Pakistani politician

Syed Aqil Shah (born 13 February 1950), is a Pakistani politician, president of the Khyber Pakhtunkhwa Olympic Association, and the former president of Pakistan Wrestling Federation, provincial minister for sports, tourism and culture who represented Provincial Assembly of Khyber Pakhtunkhwa from PK-4 (Swat-III) constituency. Aqil served twice as state minister after contesting assembly elections of Khyber Pakhtunkhwa in 2008 and later the 2013 Khyber Pakhtunkhwa provincial election. Aqil has served twice as a member of Peshawar Cantonment, the senate, and provincial secretary for information.
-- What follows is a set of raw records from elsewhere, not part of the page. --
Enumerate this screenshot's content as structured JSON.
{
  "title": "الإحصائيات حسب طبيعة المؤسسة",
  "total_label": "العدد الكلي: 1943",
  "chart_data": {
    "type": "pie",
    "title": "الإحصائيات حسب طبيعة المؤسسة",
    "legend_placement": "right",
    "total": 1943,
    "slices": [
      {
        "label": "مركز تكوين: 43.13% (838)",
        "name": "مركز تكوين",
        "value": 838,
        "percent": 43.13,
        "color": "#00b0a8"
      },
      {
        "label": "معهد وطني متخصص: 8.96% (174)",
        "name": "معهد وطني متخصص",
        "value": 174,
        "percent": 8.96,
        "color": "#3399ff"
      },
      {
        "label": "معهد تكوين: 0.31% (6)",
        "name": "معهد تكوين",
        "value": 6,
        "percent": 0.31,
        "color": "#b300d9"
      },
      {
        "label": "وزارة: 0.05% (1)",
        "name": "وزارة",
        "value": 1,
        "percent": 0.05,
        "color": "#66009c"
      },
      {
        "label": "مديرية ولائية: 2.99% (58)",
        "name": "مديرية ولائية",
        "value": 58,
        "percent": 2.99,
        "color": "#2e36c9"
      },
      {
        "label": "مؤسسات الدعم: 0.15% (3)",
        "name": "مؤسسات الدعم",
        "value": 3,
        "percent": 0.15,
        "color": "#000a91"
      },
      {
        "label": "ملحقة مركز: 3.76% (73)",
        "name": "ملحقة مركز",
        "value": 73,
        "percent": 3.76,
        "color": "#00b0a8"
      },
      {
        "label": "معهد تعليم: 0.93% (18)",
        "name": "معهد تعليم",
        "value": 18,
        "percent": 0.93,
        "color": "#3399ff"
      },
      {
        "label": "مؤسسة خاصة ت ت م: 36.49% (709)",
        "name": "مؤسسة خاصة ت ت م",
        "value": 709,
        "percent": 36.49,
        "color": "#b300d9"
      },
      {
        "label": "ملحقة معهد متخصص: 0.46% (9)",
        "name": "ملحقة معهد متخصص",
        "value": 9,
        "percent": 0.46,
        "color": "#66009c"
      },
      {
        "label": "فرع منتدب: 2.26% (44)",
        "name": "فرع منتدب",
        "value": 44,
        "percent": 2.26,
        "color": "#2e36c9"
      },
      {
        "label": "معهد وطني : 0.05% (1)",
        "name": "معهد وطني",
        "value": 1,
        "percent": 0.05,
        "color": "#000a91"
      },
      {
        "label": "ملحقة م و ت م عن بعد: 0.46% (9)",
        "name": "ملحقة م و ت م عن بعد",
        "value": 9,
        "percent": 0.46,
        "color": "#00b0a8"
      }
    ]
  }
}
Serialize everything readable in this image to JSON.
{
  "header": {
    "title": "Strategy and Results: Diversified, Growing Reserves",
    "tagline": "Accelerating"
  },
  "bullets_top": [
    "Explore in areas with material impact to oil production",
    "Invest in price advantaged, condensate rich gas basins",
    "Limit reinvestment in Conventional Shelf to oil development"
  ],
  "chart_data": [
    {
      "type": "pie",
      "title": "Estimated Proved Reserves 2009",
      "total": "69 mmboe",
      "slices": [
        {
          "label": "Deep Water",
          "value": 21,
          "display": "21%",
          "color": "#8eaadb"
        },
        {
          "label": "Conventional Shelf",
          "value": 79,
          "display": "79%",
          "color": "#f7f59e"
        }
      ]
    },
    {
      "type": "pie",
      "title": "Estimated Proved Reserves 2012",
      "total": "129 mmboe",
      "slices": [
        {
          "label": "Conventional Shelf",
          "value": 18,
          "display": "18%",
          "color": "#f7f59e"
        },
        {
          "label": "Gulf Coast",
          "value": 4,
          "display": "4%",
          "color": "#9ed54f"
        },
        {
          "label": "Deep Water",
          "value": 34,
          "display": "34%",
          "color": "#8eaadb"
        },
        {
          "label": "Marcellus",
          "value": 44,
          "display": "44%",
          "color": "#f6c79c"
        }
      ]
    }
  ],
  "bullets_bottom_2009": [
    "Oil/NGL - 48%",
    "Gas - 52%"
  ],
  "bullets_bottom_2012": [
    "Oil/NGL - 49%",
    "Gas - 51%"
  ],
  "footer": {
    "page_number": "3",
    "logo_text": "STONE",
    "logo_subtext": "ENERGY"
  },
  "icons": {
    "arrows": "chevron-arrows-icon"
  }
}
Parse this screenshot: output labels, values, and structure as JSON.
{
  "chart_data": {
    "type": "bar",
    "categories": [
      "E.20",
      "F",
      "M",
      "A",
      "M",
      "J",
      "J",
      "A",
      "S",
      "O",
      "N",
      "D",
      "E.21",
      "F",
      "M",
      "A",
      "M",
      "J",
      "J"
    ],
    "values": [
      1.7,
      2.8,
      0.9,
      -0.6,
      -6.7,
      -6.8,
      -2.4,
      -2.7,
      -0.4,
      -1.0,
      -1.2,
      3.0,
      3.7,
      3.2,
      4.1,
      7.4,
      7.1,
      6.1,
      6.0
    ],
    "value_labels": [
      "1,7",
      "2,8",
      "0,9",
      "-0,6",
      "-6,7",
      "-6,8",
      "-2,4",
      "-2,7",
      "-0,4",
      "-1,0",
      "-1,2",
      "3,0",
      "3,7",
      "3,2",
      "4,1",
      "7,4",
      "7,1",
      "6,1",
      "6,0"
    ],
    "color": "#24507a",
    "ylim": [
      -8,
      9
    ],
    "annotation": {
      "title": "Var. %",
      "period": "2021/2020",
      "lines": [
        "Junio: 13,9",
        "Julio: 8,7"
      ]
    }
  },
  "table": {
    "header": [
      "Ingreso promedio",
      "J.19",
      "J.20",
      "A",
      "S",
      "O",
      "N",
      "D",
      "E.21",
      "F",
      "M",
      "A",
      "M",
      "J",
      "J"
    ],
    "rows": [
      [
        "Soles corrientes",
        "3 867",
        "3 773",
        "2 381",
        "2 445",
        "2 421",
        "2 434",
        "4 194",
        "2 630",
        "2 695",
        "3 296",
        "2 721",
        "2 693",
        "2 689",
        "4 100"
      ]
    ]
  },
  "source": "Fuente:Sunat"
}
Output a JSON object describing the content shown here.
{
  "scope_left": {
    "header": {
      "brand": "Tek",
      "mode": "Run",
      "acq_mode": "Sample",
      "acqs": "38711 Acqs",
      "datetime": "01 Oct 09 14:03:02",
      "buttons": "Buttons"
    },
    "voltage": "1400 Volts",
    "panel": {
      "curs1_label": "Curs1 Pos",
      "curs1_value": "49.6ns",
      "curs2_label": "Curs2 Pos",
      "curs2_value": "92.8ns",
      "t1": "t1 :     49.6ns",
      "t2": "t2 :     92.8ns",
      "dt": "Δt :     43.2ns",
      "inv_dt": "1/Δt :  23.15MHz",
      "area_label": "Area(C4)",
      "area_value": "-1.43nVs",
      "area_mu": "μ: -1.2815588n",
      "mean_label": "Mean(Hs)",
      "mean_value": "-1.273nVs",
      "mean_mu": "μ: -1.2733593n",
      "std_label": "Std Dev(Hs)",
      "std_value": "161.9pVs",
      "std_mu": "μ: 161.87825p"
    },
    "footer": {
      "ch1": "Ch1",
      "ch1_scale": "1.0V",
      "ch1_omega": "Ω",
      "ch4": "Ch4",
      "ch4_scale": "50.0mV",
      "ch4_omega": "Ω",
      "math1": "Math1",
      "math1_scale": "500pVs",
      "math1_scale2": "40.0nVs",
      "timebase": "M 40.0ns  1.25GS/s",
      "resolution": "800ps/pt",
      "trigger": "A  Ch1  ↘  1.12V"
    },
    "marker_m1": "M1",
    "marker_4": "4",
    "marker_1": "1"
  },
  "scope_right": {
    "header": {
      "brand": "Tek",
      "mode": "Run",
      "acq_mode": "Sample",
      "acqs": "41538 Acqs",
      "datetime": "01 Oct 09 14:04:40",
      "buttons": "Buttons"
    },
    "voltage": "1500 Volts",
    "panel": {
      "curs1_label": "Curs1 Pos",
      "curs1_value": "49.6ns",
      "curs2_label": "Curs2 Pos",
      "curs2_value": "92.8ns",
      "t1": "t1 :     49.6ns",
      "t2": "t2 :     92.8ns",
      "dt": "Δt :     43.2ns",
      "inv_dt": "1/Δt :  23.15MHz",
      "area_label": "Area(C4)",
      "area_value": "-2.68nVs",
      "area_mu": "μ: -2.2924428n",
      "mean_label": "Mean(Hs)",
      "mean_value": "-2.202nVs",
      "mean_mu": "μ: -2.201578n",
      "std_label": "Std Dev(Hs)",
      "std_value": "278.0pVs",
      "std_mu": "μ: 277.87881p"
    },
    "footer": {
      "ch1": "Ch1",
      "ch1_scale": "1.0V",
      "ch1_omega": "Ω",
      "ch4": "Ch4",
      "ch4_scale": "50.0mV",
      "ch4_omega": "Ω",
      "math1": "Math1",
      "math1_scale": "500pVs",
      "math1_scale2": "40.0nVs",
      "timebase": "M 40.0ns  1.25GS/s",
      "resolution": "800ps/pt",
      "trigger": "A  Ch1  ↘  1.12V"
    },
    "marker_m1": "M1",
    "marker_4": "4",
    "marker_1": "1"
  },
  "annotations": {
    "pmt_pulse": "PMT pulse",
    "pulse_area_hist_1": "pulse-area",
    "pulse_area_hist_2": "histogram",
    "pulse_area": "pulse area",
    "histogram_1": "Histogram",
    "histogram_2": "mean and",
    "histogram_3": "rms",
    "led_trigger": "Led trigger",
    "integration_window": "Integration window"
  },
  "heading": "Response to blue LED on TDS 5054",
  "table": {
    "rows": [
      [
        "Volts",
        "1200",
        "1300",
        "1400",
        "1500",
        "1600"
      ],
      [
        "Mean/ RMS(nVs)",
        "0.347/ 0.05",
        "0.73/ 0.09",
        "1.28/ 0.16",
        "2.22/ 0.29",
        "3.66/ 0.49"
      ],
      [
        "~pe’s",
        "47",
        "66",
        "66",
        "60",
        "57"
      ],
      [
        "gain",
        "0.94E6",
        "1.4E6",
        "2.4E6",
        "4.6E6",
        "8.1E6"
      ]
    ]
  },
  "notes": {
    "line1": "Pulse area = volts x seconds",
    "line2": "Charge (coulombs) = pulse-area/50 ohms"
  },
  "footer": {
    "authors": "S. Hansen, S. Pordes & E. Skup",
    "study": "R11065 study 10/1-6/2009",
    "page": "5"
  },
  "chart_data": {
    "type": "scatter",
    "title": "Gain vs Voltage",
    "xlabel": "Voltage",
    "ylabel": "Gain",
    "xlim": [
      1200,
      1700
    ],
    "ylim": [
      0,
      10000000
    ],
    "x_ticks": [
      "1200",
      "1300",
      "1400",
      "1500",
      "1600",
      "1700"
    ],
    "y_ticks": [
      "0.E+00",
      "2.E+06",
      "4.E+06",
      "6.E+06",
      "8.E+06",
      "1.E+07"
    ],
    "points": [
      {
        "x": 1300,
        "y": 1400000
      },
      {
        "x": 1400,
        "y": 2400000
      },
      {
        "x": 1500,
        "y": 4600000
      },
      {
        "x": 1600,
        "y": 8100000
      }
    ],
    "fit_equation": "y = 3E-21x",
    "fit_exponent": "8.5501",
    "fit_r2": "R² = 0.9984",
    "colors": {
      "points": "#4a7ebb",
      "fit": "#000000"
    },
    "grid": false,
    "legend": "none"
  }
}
He also served as president of the North-West Frontier Province (NWFP) Olympic Association, and later he was appointed as vice-president of the National Olympic Committee of Pakistan. As a president of Pakistan Wrestling Federation (PWF), he represented the country at multi-sport events held at domestic and international level, including the Seoul Olympics.

==Life and background==
Aqil was born to a political family on 13 February 1950. He received his initial education at Burn Hall, Abbottabad, and later attended Cadet College Hasan Abdal, and Government College at Lahore (now Government College University, Lahore). In 1968, he attended the University of the Punjab where he graduated. He later established his political associations with the Awami National Party and became one of its members.

==Controversies==
Aqil was charged in 2013 by the High Court of Peshawar over submitting an illegitimate academic degree to the election commission which according to a filed-formal legal document was possibly issued by a diploma mill institute not registered with the Higher Education Commission either. The tribal court's judgement, later withdrawn, sentenced him to one year in prison with a fine of PKR3,000. The case was subsequently dismissed by the court upon an appeal made by Aqil and he was released on bail.